Sunday, March 27, 2011

Payrolls May Not Be Growing Much, but Profits Are

The economy is slowly recovery from the recession that has effected it for several years. The recovery process has been slow. An encouraging sign is that firms are beginning grow profits. However, at the same time they are refusing to hire new workers, which is keeping unemployment high. This is also contributing to the higher profits because firms are not incurring the costs associated with hiring more workers.

7 comments:

dave walter said...

The increase in profits may be contributed to few employees who are working longer and harder.Why would a firm hire people, when they have laid off staff, and productivity and profits are increasing?

Aaron Riley said...

A good point. Employing less people reduces their fixed costs, but if the company can use their accumulated assets to buy more inputs and labor their production will increase. Theoretically this would grow their profits even more. Especially in the service sector, more hires increases the number of customers that can be served.

Eric Livingston said...

You would think that firms would want to start hiring more what with growing profits and the turnaround in the economy. This reluctance doesn't bode well for those who were laid off in the past, when actually it would make sense to start hiring these workers for full-time employment to increase profits and serve more customers.

Hoang said...

When firms started laying off workers, they downsized their business. Firms wouldn't hire more, at least on a large scale, if they can't expand their business. Since banks won't lend out money, firms can't really do anything. Unemployment has been decreasing in the last few months, but I won't expect any dramatic change unless banks start to invest their money big time.

JennaTeeters said...

I think the point about reluctant banks is a very good insight. The firms are reluctant to hire new workers because they may have to incur training costs. Also, many people have delayed retirement and even taken a reduction in pay, which allows firms to keep already productive workers at a lower cost.

Anonymous said...

I think this is an example of a reaction taking place quickly to the recession and the road to recovery taking much longer. When the recession hit, the quick and easiest solution was to lay off workers.

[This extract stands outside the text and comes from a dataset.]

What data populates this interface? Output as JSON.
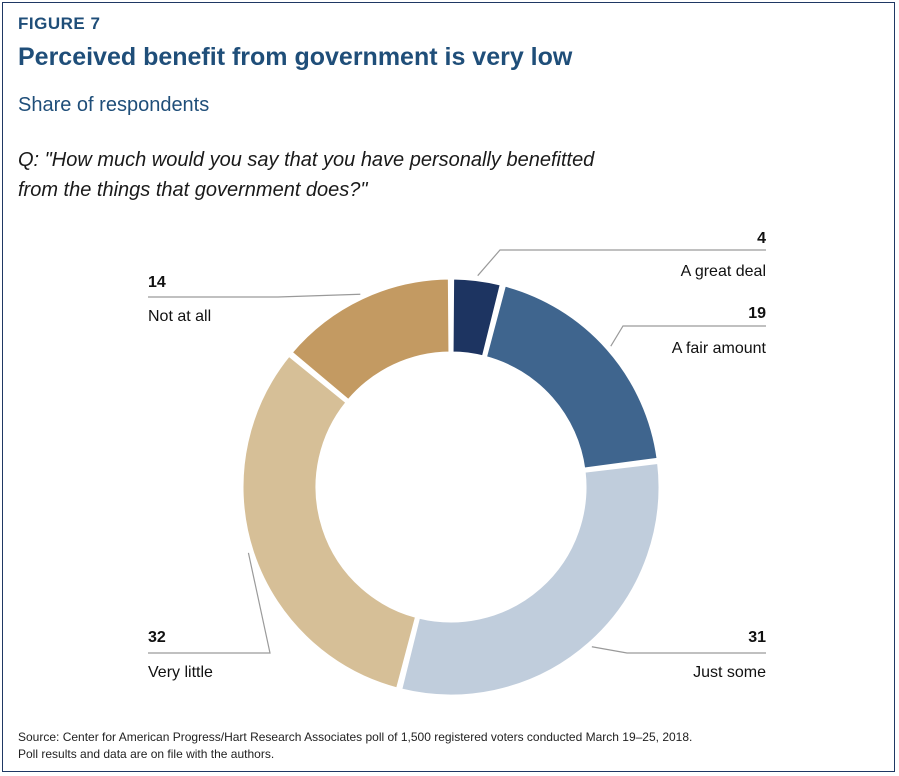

However, as the economy recovers, there was no way that firms were going to hire employees at the same rate that they were laid off when the recession struck. On the other hand, unemployment has been steadily dropping for months now, so I think we're headed in the right direction.

Diego said...

Firms are being very cautious due to the way things played out when the recession first hit. As mentioned before, layoffs were the easy way out and they happened in mass amounts. Now that profits are increasing firms will hire more workers but they will do so slowly in case any unpredictable things happen with the economy.